Ultimately, there are the closed Microsoft .Net environment and the open Java environment, which IBM likes.
The open-source versions of all this has helped accelerate more of the adoption of open standards and open source, which IBM views as a very good thing, he said.
IBM is also participating in that through acquisitions such as Gluecode and reaching places that WebSphere had not reached previously with its strategies, particularly in the SMB space and in emerging countries, Handy said.
“Our strategies are all actually aligned from that point of view, IBM just brings the value-add from a product perspective through WebSphere and our strategy there is to leverage the adoption of Java and the standard but bring value-add through a set of solutions on top of that through the WebSphere family of products. Thats the instantiation of our strategy that happens to be built on Java,” he said.
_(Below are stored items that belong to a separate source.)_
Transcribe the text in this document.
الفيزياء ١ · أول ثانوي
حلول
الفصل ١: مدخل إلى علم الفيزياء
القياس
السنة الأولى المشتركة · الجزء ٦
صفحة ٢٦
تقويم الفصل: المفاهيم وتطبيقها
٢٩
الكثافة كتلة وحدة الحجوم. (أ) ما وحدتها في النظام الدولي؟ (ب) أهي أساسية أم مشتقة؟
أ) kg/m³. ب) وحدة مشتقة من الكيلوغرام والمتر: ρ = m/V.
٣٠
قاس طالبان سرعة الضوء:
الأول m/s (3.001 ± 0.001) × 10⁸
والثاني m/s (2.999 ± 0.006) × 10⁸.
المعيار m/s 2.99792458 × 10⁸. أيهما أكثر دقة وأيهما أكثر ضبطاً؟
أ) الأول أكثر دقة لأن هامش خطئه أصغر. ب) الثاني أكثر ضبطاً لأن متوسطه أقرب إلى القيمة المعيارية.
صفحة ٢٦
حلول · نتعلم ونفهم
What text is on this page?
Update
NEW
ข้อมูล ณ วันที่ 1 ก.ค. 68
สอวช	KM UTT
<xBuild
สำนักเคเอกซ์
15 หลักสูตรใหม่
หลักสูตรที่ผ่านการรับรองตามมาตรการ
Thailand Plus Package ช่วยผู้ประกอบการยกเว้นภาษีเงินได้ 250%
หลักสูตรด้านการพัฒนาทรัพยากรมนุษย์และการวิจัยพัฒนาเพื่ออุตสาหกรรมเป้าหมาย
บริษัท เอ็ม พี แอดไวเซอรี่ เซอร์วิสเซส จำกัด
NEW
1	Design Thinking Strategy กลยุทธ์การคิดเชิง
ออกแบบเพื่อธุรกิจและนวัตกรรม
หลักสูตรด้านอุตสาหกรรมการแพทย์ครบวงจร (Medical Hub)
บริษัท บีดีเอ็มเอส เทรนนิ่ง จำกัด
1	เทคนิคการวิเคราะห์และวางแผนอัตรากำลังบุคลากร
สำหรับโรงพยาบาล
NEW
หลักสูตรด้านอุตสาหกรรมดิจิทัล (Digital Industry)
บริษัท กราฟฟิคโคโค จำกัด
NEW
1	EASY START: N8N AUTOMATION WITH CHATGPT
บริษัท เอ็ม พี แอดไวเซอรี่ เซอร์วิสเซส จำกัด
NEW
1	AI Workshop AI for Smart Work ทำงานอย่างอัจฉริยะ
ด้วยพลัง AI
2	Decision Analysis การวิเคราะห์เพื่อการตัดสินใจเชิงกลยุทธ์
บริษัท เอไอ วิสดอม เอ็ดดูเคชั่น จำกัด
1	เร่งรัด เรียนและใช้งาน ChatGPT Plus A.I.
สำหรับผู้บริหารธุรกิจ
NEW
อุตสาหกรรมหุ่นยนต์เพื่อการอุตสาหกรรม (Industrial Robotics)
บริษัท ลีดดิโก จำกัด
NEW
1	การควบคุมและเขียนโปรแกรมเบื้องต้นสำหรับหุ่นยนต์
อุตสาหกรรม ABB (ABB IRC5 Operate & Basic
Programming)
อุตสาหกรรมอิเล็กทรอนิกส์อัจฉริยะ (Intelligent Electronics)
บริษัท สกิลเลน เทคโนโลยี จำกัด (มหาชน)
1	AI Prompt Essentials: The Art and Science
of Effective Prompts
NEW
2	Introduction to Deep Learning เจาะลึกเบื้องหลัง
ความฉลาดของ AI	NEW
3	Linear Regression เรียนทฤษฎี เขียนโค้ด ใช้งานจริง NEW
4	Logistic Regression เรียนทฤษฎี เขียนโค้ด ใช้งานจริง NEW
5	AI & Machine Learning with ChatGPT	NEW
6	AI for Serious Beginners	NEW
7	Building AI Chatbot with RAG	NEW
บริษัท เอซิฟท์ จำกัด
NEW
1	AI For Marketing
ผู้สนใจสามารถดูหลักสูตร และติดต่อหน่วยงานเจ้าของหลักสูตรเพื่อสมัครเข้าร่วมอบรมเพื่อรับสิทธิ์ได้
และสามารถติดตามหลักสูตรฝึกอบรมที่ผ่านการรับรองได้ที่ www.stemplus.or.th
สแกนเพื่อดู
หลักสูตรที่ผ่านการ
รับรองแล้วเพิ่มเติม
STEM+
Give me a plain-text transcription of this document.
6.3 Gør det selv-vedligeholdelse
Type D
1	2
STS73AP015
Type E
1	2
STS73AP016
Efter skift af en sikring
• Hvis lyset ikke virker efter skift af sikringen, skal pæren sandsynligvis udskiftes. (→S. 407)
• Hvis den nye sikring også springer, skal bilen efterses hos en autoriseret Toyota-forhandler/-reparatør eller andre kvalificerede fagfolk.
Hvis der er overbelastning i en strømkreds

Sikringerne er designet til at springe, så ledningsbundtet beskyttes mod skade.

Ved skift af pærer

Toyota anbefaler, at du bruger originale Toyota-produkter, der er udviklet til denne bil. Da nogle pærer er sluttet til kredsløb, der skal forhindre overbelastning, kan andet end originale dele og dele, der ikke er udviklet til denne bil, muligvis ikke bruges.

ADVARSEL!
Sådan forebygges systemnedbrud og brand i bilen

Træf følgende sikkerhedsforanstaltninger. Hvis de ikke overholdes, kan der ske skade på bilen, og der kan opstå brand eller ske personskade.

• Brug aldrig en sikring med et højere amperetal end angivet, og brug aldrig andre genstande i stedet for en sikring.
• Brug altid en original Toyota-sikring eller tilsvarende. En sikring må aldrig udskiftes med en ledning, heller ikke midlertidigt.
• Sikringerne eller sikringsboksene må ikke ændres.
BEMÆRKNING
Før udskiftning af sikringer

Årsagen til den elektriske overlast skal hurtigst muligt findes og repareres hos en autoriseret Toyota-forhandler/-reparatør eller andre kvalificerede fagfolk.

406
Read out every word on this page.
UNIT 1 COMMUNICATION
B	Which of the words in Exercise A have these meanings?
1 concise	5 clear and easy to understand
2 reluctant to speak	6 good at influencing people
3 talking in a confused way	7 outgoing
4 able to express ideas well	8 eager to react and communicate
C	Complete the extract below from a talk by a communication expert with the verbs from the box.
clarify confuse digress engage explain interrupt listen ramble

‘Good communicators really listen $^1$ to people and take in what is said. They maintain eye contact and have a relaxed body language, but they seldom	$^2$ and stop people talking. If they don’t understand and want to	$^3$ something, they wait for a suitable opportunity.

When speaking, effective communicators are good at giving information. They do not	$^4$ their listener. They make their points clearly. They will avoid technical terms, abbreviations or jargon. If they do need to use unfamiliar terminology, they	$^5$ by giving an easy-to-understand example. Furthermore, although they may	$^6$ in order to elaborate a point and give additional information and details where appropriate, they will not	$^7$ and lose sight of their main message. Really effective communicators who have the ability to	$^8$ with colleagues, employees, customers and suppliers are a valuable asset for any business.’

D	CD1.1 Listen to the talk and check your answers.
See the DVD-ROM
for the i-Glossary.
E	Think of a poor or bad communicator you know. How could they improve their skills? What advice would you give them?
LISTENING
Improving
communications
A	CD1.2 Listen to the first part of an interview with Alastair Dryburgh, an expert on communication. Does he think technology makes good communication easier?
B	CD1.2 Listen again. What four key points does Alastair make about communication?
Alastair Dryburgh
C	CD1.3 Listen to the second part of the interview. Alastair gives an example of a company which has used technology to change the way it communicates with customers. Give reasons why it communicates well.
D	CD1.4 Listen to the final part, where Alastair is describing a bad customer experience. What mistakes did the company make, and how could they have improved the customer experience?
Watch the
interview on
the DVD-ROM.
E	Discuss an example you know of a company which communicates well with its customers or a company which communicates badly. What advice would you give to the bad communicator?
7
Asked if the fact that Red Hat will now compete with WebSphere through the JBoss products would affect the deals IBM could and would make with it, Handy said not a lot has really changed because WebSphere runs on both Red Hat Enterprise Linux and SUSE Linux Enterprise Server and JBoss used to be out there and existed, and is still out there and exists now.
He also rebuffed analyst speculation that IBM could work more closely with Novell going forward at the expense of Red Hat.
“So, again, Im not sure anything fundamentally changes. Every partner that IBM has we probably compete in some areas and cooperate in others, and we are very used to that,” he said.
“So, again, Im not sure anything fundamentally changes. Every partner that IBM has we probably compete in some areas and co-operate in others and we are very used to that.
“There is also a reason we have strategic alliances with two Linux vendors, to keep the market open, and we are all on the open side of the fence, which is the side that customers want. So we are all doing this together,” he said.
Asked if IBM was interested in having WebSphere on Solaris x86 being delivered on Sun or IBM boxes, as has been floated as a possibility going forward by Peder Ulander, vice president of software marketing at Sun Microsystems, of Santa Clara, Calif., Handy said IBM is happy with its existing relationships.
IBM has a lot of customers who are running WebSphere on Solaris Sparc and who are looking to move off this, as well as a subset of clients who have said that as they transition to Linux or something more open, they want to evaluate Solaris 10 on x86.
“But in most cases, if not all, that Ive been involved with, that has been a transitionary step to make it easier because the applications were architected on Solaris.
“Also, from a long-term ecosystem point of view, I believe pretty strongly that there is not room for a third, high-volume operating system on x86, where there is already Windows and Linux,” he said.